Hotels are trying to reinvent processes and rationalise costs to tide over the current crisis. Many hotels have cut sales and marketing expenditure on mainstream advertising. Sanjoy Pasricha, vice-president (sales and marketing), Leela Hotels, said, “We are pulling back about 10-15 per cent of the sales and marketing expenditure. We are turning more aggressive on public relations and other below-the-line activities to achieve a balance.”
Companies are also cutting staff-to-room ratios. “We determined we could drop the ratio from 1.8 to 1.6, and still maintain efficiency,” Puri said.
Most hospitality chains plan to reduce energy consumption by targeted amounts in the coming years. While the Starwood group has set a target of reducing energy consumption by 30 per cent by 2020, Marriott Hotels is trying to reduce energy consumption on room base by five to 10 per cent annually.
This year, foreign tourist arrivals have seen a drop, and this has led to lower occupancies in hotels. Rising airfares have only added to the tourism industry’s gloom. Austerity drives have also ensured business hotels, especially five-star ones, do not benefit from conferences and meetings. “It is not just the government, even the corporate sector has started taking austerity measures,” Pasricha said.

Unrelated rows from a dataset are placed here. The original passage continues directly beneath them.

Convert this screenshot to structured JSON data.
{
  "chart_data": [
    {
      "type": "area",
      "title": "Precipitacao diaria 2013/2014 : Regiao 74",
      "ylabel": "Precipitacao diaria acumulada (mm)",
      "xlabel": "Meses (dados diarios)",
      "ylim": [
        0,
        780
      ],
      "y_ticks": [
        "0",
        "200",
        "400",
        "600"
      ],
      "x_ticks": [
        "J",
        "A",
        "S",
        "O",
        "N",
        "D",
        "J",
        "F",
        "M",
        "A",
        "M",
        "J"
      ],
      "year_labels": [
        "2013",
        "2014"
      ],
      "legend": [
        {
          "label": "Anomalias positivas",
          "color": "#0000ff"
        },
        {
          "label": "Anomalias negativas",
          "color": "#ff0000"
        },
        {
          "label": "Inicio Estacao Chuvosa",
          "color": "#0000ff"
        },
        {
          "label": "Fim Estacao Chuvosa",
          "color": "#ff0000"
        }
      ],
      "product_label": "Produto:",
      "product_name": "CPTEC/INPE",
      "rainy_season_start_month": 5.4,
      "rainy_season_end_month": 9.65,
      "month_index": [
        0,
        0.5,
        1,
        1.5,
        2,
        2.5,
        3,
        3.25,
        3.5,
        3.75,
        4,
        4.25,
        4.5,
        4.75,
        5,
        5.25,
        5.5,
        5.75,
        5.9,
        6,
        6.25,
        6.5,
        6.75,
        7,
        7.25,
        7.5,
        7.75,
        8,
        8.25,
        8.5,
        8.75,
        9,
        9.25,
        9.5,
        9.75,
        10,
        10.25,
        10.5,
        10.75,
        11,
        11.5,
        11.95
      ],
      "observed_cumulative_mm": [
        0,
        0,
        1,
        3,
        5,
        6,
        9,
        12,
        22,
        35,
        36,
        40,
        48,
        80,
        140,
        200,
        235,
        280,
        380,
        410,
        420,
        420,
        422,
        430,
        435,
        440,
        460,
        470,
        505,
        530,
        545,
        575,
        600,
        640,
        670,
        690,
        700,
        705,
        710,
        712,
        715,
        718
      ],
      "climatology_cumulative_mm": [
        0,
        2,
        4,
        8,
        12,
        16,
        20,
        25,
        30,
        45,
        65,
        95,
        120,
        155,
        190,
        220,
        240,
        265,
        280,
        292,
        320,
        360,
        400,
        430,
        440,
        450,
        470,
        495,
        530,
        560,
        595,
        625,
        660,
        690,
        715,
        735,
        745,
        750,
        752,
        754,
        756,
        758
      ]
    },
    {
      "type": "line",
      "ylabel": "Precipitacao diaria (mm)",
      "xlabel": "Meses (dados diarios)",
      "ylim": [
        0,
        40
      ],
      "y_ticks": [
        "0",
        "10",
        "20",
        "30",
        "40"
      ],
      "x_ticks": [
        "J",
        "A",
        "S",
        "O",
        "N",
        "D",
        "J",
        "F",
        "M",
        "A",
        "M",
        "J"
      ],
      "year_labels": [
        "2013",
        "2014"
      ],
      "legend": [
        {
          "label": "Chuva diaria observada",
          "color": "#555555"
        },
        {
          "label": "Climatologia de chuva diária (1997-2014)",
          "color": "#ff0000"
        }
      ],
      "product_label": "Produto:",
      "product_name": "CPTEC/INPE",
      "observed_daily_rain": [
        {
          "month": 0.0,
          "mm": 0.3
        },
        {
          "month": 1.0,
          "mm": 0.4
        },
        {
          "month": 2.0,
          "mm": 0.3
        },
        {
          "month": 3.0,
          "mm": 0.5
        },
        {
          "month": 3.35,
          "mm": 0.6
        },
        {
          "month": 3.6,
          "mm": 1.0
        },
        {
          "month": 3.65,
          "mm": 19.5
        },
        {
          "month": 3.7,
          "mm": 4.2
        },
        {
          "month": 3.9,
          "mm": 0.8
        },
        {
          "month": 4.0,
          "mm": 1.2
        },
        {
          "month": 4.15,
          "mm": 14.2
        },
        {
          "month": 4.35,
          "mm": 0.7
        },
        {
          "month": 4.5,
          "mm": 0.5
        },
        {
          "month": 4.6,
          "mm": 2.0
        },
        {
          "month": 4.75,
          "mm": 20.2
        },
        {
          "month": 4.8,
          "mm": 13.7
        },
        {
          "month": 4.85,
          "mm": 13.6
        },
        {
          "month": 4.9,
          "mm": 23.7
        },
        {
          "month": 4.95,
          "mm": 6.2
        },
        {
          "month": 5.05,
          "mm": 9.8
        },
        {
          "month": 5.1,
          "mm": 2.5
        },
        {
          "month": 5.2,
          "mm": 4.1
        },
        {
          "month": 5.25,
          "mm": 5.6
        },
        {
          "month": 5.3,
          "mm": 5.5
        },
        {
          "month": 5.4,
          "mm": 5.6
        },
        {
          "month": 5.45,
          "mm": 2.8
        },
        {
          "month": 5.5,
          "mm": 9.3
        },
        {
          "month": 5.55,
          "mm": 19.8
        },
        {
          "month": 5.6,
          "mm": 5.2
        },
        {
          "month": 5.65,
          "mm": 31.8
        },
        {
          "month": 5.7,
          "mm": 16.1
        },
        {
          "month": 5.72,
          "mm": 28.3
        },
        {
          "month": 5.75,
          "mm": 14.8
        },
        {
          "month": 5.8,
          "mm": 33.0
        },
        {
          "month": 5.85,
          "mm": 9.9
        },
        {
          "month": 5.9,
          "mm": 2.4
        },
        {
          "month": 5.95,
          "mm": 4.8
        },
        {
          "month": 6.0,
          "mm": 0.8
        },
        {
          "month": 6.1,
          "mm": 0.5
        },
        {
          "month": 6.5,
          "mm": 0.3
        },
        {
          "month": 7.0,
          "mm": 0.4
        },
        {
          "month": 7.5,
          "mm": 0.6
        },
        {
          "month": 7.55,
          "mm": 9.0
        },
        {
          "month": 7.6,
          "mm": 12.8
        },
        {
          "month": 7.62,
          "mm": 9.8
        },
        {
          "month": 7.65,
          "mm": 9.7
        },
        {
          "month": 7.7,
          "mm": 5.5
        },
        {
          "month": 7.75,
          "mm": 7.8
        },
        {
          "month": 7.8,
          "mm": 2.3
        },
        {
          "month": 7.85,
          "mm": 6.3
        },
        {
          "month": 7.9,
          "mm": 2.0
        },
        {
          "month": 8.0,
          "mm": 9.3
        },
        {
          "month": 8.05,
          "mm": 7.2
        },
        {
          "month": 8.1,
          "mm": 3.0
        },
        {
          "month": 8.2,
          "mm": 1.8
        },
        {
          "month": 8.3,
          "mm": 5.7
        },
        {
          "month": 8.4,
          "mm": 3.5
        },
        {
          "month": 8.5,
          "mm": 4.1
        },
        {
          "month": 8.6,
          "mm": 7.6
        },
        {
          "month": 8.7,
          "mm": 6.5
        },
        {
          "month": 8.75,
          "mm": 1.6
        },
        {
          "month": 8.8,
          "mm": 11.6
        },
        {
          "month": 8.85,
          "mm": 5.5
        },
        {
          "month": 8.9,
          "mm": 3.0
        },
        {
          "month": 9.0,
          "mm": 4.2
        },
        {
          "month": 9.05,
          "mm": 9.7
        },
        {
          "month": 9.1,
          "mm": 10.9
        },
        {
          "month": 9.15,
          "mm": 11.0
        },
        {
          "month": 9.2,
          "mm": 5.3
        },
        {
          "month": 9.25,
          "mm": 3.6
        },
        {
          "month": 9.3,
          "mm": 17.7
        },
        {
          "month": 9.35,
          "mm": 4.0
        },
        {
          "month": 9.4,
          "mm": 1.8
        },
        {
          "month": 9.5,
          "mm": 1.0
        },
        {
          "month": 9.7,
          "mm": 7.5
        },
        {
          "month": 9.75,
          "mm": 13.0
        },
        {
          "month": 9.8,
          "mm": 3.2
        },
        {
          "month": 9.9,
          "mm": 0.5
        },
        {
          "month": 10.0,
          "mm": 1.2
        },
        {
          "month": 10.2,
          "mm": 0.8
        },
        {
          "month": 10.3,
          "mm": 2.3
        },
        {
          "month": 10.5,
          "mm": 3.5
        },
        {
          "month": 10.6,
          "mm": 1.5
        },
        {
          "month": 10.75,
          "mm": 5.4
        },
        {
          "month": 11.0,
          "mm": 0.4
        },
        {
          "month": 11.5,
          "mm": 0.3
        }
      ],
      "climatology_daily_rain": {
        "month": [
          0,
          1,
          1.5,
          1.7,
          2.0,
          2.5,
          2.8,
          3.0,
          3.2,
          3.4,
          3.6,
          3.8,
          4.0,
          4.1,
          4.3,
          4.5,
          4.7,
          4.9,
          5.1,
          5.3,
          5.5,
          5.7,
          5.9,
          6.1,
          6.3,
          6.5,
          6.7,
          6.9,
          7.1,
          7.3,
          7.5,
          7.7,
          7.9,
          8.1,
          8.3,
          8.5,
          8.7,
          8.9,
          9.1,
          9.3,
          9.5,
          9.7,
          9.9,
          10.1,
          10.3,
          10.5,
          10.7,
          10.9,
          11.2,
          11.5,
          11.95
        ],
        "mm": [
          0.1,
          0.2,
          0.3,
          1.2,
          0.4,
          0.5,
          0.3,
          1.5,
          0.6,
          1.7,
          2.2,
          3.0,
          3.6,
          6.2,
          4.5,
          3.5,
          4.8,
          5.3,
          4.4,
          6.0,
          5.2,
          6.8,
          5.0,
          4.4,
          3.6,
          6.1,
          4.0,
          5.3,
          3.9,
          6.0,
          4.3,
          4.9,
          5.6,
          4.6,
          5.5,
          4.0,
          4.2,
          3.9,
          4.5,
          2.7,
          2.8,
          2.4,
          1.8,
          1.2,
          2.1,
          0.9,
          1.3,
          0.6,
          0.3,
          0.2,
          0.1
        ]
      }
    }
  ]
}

P R S Oberoi, chairman Oberoi Hotels and Resorts, had recently stated he expected slow growth in the short to medium term. “After two exceptionally bad years, the global hospitality industry was expected to recover in 2011. Despite encouraging signs in the first half of 2011, there was growing uncertainty during the latter part of the year,” he stated.
The hotel sector recorded a 20 per cent loss in May, as occupancies remained low and average room rates subdued. For the coming year, the hospitality industry expects flat growth in occupancies and only a marginal rise in average room rates. Industry experts say even as additional inventory has arrived, demand is yet to balance supply.
“What is more disturbing is the occupancy and average room rates so far this year have been the lowest for these months since 2006, barring 2009, which was an unusual situation...One must address the softening of the market, as the new hotel inventory has also come on board,” said Jean-Michel Casse, senior vice-president (operations), Accor Hotels.
Most hotel companies saw declines in profits for the fourth quarter of 2011-12. Rising costs led to a fall of 31 per cent in the net profit of Indian Hotels., while at Rs 45.13 crore, EIH recorded a 32.7 per cent drop in net profit. Hotel Leelaventures, however, recorded a 20 per cent rise in profit.